Cuando se llega a cierta edad, ésta marca un punto y aparte. Las leyes fijan hasta cuándo podemos trabajar, cuánto cobraremos como jubilados y en qué condiciones. Simultáneamente, se nos exime de buena parte de las tasas farmacéuticas, pasamos a ser potenciales clientes del Imserso y recibimos mil y una ofertas de comercios y otros servicios empeñados en integrarnos en su categoría de clientes ‘plata’.

Se produce, no obstante, un cambio no por silencioso mucho menos importante: el tiempo pasa de cotidiano recurso cronológico a convertirse en un compañero existencial que nos interpela. Sentimos que la vida, siendo como es una sucesión de incógnitas, dispone de una certeza irrebatible ya que, en algún momento, llegaremos al final de su disfrute. Pese a ello, se evita hablar e incluso pensar sobre un hecho tan natural como la propia existencia mientras se agudiza el oído cuando la radio o la prensa hablan de la extensión media de la esperanza de vida; más todavía cuando distinguen entre ésta y la que se alcanza llegados a las edades avanzadas. Es entonces cuando conocemos que los demógrafos nos atribuyen una expectativa más prolongada, al descontarse los decesos de cohortes anteriores.

Por egoísta o cruel que resulte, la anterior información atenúa la ansiedad. La adición de nuevos años de vida, aunque se desprenda de una extrapolación estadística, conlleva una mayor probabilidad de que realicemos viajes, conozcamos lo que son los cruceros, aunque sea en temporada baja, ampliemos las tertulias con las amistades, extendamos nuestro conocimiento cultural o exploremos el amplio universo del voluntariado.

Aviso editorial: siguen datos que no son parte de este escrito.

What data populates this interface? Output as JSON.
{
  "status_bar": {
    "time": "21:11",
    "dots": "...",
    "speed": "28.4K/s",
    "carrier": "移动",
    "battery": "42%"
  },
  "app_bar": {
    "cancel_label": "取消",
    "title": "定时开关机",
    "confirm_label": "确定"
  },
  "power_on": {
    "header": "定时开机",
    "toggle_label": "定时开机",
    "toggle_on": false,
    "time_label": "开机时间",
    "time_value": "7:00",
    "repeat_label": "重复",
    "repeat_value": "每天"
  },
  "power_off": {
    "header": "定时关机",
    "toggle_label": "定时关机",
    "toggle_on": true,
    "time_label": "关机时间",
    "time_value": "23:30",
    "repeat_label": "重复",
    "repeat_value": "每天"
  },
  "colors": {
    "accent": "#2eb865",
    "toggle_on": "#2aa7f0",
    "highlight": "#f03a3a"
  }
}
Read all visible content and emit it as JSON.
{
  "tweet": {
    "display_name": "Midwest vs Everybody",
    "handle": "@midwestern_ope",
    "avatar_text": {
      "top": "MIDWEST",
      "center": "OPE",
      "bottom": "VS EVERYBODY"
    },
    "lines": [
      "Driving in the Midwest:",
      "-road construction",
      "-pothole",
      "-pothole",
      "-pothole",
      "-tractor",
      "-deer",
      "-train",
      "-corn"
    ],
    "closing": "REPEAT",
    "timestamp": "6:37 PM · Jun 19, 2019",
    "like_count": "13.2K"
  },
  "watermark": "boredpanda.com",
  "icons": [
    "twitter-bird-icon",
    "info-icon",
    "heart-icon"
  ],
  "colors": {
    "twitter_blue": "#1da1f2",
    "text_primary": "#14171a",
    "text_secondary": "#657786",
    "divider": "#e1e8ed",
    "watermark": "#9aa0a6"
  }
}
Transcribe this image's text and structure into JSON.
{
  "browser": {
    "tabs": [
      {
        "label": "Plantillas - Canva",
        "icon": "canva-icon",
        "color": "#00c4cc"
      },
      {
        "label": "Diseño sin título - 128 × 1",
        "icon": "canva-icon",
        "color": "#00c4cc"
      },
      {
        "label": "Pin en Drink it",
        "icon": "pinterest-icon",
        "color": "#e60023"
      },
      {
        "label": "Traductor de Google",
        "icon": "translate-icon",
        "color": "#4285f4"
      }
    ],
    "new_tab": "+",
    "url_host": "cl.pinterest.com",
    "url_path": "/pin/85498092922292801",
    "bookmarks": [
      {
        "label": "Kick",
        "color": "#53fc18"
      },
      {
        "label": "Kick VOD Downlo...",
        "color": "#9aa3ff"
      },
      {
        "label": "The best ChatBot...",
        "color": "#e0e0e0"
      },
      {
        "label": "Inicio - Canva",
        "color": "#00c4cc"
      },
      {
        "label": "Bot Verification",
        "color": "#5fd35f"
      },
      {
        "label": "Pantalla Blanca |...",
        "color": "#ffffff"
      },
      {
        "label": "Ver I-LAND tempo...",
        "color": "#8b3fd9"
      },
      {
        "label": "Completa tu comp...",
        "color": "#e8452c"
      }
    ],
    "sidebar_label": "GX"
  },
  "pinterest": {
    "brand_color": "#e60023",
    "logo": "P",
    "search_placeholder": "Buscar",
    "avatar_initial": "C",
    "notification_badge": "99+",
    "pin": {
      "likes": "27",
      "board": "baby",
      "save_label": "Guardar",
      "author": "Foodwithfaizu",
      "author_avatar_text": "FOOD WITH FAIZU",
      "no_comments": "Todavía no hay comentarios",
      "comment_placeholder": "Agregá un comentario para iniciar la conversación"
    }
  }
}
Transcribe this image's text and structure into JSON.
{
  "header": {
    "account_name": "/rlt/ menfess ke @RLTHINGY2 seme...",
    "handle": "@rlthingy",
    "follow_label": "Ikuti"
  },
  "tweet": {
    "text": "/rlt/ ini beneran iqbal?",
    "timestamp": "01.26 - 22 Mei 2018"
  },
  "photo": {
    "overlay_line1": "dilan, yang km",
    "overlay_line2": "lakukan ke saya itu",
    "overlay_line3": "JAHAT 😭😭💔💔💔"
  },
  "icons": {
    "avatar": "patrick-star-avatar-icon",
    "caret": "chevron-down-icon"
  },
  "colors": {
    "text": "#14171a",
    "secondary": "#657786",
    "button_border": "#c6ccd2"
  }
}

Pese a ello, la reconciliación entre la edad y el tiempo no aporta a todos el goce de los objetivos anteriores. Los jubilados se encuentran con un desplazamiento generacional que ha alterado el curso del pasado: ahora conviven cuatro generaciones y se intensifica la necesidad de prestar cuidado a los padres supervivientes y de atender a los nietos.

Un espacio de nuevas obligaciones cuyo detalle y alcance se conoce a medida que se introducen en la rutina cotidiana. No nos ocurre como a los holandeses que, ya en el siglo XVII, fijaban con anterioridad y gran detalle las obligaciones que asumían con sus progenitores, proporcionales en general a lo que esperaban recibir de herencia. En nuestro caso, aunque se observen excepciones, lo que se da a abuelos y nietos, en tiempo de asistencia y otras ayudas, suele escapar a la rigurosidad contable y se encuentra más próximo a la caja de los afectos y proximidad familiares.

Con todo, la contrapartida a esta nueva etapa de trabajo ‘ad honorem’ es agridulce. Dulce, por lo que acumula de convivencia afectiva y de implicación activa en una tarea útil que aleja de la mente la sombra de ese deterioro que amenaza a nuestra carcasa física y su soporte mental. Incluso cuando trabajamos con personas más ancianas, nuestra actividad y capacidades subrayan las ventajas de la edad que nos separa. Agria, porque la inversión de tiempo, aunque sea en seres queridos, se hace a costa del periodo en el que mejor se conserva la forma física y la lucidez mental imprescindibles para el conocimiento y disfrute de una etapa vital libremente moldeada.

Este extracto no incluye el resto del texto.